Chapter 5 Flashcards
System Modeling
System modeling
System modeling is the process of developing abstract models of a system, with each model presenting a different view or perspective of that system.
System modeling has now come to mean representing a system using some kind of graphical notation
System modelling helps the analyst to understand the functionality of the system and models are used to communicate with customers.
Can also be part of RE:
- They clarify what the existing system does.
- They explain the proposed requirements to other stakeholders.
System perspectives
An external perspective, where you model the environment of the system.
An interaction perspective, where you model the interactions between a system and its environment, or between the components of a system.
A structural perspective, where you model the organization of a system or the structure of the data that is processed by the system.
A behavioral perspective, where you model the behavior of the system and how it responds to events.
UML (Unified Modeling Language) diagram types
▪ Set of symbols/notations that are generally accepted and can be used to model and design the system.
▪ Types:
Activity diagrams, show the activities involved in a process.
Use case diagrams, show the interactions between a system and its environment.
Sequence diagrams, show interactions between actors and the system and between system components.
Class diagrams, show the object classes in the system and the associations between these classes.
State diagrams, show how the system reacts to internal and external events.
Context models
Used to illustrate the operational
context of a system - they show what lies outside the system boundaries.
Social and organizational concerns may affect the decision on where to position system boundaries.

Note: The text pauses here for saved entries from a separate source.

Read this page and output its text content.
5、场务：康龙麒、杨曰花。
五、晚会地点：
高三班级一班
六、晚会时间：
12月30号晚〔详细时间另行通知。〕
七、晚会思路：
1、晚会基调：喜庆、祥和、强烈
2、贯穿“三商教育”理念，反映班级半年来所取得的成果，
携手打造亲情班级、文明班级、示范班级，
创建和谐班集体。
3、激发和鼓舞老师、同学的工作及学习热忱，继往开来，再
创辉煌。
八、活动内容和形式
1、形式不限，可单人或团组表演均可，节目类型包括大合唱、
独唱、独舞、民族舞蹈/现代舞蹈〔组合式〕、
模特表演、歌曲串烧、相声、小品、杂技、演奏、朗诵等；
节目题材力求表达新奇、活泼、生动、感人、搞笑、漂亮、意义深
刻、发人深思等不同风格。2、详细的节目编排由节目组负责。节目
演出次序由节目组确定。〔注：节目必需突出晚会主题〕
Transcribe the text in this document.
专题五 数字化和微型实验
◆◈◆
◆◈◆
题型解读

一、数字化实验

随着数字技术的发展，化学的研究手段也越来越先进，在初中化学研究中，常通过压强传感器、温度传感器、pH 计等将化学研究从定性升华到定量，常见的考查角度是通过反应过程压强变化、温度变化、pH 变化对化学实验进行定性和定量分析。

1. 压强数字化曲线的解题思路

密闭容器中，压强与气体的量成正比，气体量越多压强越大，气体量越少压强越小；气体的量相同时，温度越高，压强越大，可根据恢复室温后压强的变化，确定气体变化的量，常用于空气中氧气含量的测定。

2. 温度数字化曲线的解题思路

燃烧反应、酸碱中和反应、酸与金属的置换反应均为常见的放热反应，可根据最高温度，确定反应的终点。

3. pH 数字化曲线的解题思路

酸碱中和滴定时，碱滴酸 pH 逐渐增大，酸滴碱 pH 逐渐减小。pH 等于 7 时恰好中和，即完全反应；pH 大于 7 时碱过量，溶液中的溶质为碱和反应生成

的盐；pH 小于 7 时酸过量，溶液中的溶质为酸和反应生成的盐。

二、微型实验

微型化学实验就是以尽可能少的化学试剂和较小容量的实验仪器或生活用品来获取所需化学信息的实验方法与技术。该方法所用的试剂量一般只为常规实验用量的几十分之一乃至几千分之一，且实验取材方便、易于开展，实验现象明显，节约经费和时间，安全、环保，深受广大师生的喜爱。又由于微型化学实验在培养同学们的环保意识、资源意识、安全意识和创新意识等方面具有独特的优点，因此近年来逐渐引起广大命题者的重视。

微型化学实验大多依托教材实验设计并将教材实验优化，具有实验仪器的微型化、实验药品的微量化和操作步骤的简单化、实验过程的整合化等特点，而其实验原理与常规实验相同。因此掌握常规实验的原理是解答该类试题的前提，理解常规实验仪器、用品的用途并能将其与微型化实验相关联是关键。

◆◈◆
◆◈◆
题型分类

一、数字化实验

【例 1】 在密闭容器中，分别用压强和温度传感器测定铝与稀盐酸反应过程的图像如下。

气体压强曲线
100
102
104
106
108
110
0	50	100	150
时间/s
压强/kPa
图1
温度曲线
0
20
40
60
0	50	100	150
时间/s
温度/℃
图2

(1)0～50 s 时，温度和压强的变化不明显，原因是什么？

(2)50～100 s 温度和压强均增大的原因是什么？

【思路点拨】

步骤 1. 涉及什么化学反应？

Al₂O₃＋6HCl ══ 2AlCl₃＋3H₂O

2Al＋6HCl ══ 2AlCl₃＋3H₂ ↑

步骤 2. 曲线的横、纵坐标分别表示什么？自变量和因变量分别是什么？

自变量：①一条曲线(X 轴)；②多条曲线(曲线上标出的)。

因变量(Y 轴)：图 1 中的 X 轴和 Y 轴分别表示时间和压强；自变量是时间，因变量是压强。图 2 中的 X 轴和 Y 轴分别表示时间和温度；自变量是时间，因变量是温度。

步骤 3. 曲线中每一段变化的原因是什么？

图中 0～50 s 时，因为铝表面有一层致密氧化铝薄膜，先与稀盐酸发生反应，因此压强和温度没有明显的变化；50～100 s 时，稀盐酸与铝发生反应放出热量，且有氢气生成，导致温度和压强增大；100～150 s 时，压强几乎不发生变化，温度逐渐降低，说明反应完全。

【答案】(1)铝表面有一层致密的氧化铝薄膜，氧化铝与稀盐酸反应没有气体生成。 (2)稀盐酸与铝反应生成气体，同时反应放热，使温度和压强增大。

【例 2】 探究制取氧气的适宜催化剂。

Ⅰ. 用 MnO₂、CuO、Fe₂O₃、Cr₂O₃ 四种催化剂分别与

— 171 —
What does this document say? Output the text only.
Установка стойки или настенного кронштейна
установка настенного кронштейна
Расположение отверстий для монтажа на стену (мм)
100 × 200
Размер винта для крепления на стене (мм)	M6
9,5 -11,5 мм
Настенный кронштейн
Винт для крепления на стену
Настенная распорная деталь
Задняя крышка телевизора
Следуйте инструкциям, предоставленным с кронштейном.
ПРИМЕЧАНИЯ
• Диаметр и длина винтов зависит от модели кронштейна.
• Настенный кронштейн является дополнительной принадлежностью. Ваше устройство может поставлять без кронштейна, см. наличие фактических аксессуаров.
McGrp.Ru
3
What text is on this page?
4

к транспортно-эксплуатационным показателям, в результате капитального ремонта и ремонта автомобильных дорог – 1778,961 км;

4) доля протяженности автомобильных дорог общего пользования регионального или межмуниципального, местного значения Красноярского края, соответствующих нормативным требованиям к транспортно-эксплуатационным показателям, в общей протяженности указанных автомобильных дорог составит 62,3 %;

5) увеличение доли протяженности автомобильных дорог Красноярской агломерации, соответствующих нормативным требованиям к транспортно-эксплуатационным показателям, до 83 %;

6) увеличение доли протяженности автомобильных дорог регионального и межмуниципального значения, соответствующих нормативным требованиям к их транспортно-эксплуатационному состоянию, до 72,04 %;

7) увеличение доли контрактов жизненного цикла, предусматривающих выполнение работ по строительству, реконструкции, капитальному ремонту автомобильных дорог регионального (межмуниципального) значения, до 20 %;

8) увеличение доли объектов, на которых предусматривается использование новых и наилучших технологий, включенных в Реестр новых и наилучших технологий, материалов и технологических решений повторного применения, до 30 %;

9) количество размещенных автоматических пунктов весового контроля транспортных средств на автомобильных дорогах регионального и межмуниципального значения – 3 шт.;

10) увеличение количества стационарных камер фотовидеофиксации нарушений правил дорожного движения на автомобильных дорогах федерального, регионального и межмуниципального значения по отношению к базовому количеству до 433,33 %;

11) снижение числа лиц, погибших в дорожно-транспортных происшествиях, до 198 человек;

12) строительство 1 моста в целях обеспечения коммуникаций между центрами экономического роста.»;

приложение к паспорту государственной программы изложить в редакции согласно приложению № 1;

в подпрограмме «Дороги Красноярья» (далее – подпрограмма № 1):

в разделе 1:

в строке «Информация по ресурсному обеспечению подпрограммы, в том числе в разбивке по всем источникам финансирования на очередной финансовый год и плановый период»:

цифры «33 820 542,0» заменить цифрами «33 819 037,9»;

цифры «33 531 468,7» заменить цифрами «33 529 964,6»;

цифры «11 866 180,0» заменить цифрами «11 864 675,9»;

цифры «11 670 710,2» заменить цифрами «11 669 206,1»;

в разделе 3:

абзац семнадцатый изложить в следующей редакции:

Architectural models show the system and its relationship with other systems.
Process Models
Process models reveal how the system being developed is used in broader business processes.
Interaction models
Modeling user interaction is important as it helps to identify user requirements.
Modeling system-to-system interaction highlights the communication problems that may arise.
Modeling component interaction helps us understand if a proposed system structure is likely to deliver the required system performance.
Use case diagrams and sequence diagrams may be used for interaction modeling.
Use case modeling
Were developed originally to support requirements elicitation and now incorporated into the UML.
Each use case represents a discrete task that involves external interaction with a system.
Actors in a use case may be people or other systems.
Represented diagrammatically to provide an overview of the use case.
Sequence diagrams
Sequence diagrams are part of the UML and are used to model the interactions between the actors and the objects within a system.
A sequence diagram shows the sequence of interactions that take place during a particular use case.
Structural models
Structural models display the organization (architecture) of a system in terms of the components that make up that system and their relationships.
Structural models may be static models.
You create structural models of a system when you are discussing and designing the system architecture.
Class diagrams
Class diagrams are used when developing an object-oriented system model to show the classes in a system and the associations between these classes.
Object class aggregation models
An aggregation model shows how classes that are collections are composed of other classes.
Behavioral models
They show what happens, or what is supposed to happen, when a system responds to a stimulus from its environment.
You can think of these stimuli as being of two types:
▪ Data: Some data arrives that has to be processed by the system.
▪ Events: Some event happens that triggers system processing.
Data-driven modeling
Show the sequence of actions
involved in processing input data and generating an associated output.
Event-driven modeling
Show how a system responds to external and internal events.
State machine models
These model the behavior of the system in response to external and internal events.